In the current political climate, the need for novels that cast light on the immigrant experience is greater than ever. Contemporary literature has had its share of such works in recent years, from Imbolo Mbue’s Behold the Dreamers to Lesley Nneka Arimah’s magnificent story collection, What It Means When a Man Falls from the Sky. The latest is Elaine Castillo’s debut novel, America Is Not the Heart, a timely book about a prominent family from the Philippines and the circumstances that lead them to America.
The novel—its title a play on America Is in the Heart, a 1946 semi-autobiographical novel by Filipino-American author Carlos Bulosan—begins with Paz, who is studying to become a nurse. While still in the Philippines, she meets her future husband, Pol De Vera, a talented orthopedic surgeon and “the Don Juan of the hospital.” Once they move to California, their roles reverse: Paz becomes the family breadwinner, while Pol works as a security guard. Their lives change further when, in 1990, they invite Hero, their niece thought to have died years earlier, to stay with them on a tourist visa.

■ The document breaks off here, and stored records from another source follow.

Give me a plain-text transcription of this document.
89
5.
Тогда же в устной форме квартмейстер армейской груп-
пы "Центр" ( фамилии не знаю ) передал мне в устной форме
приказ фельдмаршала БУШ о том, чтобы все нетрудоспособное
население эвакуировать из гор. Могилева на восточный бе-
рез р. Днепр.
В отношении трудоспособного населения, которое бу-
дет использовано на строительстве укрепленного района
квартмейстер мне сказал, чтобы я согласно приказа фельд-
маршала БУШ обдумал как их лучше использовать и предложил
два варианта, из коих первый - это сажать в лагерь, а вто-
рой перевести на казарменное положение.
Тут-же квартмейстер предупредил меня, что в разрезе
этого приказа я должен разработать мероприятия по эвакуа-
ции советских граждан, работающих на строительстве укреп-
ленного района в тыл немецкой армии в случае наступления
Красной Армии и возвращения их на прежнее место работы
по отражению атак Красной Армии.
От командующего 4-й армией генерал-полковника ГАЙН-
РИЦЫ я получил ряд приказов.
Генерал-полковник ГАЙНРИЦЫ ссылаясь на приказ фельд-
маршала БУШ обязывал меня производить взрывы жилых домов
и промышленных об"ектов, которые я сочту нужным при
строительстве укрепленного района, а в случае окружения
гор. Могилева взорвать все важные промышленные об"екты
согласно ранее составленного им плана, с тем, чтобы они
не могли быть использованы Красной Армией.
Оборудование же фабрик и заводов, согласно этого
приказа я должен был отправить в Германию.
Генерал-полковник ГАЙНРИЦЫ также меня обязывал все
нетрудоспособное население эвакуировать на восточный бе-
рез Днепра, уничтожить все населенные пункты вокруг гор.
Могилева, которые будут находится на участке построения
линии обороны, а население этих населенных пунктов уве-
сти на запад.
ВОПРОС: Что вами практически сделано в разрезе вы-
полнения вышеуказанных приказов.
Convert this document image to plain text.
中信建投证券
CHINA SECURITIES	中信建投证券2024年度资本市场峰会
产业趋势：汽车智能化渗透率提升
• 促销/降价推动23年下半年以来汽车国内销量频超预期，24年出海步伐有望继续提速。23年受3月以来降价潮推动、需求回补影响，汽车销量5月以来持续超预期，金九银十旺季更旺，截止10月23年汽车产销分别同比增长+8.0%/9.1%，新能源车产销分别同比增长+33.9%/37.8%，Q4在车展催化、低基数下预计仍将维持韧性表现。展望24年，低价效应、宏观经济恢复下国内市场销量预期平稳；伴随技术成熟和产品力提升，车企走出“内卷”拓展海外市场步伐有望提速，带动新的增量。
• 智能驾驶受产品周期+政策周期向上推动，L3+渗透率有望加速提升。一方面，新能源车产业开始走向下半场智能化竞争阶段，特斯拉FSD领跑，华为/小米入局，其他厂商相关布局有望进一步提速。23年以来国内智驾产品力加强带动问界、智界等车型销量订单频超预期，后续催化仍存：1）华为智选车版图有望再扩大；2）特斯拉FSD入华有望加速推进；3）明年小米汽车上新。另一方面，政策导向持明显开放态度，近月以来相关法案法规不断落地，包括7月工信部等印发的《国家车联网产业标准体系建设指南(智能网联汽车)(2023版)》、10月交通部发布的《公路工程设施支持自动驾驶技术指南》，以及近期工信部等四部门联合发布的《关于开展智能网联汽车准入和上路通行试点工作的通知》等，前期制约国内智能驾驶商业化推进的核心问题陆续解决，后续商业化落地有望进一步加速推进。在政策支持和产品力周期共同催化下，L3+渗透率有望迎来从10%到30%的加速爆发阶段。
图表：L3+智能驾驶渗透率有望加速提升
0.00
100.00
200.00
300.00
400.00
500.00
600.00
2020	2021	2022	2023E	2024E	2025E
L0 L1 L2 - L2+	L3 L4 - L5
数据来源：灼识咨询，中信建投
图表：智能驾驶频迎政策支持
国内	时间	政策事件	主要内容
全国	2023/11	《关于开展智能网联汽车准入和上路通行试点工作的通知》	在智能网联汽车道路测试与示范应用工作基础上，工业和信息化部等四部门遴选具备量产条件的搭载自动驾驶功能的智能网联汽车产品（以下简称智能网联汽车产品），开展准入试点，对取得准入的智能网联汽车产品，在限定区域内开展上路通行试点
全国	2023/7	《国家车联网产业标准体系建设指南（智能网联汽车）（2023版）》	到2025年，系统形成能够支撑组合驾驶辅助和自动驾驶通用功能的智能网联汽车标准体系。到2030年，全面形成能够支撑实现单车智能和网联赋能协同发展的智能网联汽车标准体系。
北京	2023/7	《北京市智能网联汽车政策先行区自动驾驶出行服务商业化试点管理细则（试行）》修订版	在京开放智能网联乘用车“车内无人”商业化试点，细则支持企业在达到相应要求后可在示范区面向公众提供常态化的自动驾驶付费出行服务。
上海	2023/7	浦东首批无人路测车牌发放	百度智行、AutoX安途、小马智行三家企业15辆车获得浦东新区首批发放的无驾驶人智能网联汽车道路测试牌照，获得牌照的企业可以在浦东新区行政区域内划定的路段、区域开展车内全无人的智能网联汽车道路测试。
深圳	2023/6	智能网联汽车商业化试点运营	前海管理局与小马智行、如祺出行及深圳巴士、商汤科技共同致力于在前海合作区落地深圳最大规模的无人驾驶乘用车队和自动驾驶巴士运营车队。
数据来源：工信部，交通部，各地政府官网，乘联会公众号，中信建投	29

Hero’s story is the focus of the novel, as she develops a close friendship with Roni, the couple’s 7-year-old daughter, and accompanies Roni on visits to faith healers who seek to cure the child’s eczema. Hero begins a relationship with Rosalyn, the daughter of one of the healers.
Castillo incorporates snippets of the Tagalog, Ilocano and Pangasinan languages throughout her tale, and some of the novel’s most memorable scenes depict the decade Hero spends with an armed resistance group that fights against dictator Ferdinand Marcos’ government. If Castillo overdoes some details—she references food too often—America Is Not the Heart is still an earnest contribution to the ongoing discussion of immigrant life in America.